Ивану Александровичу накануне исполнилось семьдесят. С хористами он никогда не говорил о своем прошлом, но от одного студенческого поколения к другому передавались легенды о крутых поворотах его музыкальной судьбы – от дирижера военного оркестра до солиста знаменитой свердловской оперетты.
Несложный арифметический расчет показывал, что в судьбоносном 1917 году Ивану Александровичу уже исполнилось двадцать два года. Это обстоятельство, в сочетании с сохранившейся в его годы выправкой, давало основание относиться к его ссылкам на Благородное собрание без малейшей иронии.
Саша сел рядом с Варей и оказался прямо напротив Оболенского. Иван Александрович немедленно отреагировал на появление нового действующего лица.
– Саша! Ты действительно повесил бутсы «на гвоздик»?
– Пора, Иван Александрович. А то дождешься, что с трибун закричат: «Старика Дьякова – на мыло!».
– Тебя будет не хватать. Кто, кроме тебя, в штрафной способен пяточкой выложить мяч под удар? Никто! Нет, Саша, рано.
– Иван Александрович, пять лет назад, когда я надумал идти в профессионалы, один мудрый человек сказал: «Иди в университет. А в футбол будешь играть за сборную Верховного Совета. С животиком, но технично».

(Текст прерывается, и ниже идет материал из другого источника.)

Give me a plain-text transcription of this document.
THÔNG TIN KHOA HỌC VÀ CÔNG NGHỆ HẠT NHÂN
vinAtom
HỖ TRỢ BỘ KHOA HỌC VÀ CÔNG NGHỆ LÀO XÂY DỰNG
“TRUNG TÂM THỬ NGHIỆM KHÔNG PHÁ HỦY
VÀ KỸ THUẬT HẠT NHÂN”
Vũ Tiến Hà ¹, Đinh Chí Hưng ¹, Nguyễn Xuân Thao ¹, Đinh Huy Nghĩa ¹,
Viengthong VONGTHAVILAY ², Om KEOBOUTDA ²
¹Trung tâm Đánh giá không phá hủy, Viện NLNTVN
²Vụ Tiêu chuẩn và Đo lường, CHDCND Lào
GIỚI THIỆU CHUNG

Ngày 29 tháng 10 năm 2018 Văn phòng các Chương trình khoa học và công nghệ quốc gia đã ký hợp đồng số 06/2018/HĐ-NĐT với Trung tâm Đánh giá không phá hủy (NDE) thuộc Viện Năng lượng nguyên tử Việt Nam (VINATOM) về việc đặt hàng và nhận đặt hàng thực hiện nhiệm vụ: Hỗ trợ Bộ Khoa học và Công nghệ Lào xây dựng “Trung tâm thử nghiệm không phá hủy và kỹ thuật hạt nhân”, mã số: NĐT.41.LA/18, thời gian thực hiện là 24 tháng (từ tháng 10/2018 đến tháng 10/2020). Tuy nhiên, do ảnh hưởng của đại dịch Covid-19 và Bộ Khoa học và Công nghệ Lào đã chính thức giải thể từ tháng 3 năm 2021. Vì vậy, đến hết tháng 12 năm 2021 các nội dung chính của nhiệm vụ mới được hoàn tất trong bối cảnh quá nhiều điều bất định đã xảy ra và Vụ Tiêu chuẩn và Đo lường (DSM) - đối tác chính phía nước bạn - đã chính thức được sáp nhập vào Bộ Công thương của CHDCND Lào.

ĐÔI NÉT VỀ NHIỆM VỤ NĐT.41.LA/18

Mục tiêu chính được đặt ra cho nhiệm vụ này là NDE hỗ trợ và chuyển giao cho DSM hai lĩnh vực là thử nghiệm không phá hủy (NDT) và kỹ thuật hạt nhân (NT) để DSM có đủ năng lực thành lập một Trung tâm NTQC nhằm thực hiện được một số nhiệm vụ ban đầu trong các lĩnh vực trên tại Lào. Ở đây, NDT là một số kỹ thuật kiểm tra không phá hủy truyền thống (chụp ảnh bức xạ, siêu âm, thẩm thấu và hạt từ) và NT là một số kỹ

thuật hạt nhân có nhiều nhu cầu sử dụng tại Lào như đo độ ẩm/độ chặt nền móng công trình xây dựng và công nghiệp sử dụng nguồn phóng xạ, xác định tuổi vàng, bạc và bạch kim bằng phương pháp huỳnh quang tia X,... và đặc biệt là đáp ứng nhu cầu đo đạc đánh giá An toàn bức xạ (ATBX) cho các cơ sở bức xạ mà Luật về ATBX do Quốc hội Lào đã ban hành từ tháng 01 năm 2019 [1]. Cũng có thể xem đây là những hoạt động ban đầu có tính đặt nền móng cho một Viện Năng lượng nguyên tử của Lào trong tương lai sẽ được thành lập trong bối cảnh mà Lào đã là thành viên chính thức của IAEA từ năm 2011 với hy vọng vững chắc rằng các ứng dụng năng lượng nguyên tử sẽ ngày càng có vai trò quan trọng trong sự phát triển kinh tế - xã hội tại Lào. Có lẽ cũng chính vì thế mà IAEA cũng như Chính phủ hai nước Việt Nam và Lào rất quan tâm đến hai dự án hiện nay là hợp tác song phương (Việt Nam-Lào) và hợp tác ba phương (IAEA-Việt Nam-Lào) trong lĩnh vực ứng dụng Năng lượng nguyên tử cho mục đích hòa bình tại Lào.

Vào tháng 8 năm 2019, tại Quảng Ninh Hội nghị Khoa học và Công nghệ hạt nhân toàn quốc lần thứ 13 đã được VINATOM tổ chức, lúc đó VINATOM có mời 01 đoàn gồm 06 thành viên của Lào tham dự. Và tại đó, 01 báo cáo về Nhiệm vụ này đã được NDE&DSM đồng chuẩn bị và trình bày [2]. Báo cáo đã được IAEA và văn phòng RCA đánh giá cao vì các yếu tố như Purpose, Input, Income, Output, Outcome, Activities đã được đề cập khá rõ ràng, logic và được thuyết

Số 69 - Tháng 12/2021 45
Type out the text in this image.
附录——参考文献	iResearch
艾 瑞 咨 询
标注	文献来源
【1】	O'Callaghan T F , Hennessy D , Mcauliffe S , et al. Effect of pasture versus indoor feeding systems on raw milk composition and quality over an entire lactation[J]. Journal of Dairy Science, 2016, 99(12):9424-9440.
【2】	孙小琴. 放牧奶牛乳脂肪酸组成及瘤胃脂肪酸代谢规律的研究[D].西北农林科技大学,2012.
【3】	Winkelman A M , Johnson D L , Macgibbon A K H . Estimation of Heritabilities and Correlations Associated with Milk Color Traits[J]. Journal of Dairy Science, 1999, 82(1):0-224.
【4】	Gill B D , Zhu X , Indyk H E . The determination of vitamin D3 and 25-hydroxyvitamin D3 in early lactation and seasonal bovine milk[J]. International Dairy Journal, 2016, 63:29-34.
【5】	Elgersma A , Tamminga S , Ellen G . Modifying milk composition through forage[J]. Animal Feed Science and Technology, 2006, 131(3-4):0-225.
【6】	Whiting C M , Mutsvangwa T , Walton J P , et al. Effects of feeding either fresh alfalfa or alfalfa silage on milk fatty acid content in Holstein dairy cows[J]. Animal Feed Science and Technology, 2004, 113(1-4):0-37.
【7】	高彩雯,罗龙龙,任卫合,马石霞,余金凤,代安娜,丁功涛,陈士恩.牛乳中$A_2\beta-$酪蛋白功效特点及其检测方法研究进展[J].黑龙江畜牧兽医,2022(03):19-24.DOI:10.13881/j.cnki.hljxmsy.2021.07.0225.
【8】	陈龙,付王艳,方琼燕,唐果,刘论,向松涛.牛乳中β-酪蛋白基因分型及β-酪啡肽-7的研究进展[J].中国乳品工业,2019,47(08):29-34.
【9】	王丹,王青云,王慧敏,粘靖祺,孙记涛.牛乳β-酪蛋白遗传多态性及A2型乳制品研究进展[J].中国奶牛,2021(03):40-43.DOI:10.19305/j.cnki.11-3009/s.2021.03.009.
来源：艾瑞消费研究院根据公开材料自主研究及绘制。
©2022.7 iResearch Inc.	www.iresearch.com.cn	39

Руководитель эстрадного оркестра встал из-за стола. В руках у него была рабочая программа вечера.
– Коллеги, принимаю эстафету. Я не ошибаюсь: «Дамы приглашают кавалеров»? У нас заготовлен вальс, но публика, похоже, приустала. Может, что-то менее головокружительное?
– Давид, – обратился к нему Оболенский, – «Утомленное солнце» у вас имеется в репертуаре?
– Обижаете, Иван Александрович!
И он направился к оркестрантам.
Ведущий объявил в микрофон: дамский танец!
Первые полторы-две минуты народ упорно не желал оторваться от насиженных мест. Потом появилась первая пара, вторая, третья. Эти третьи были особенно хороши: высокие, стройные, пластичные.
– Аспиранты мехмата, – внес ясность Саня.
Аспирантский почин был немедленно подхвачен.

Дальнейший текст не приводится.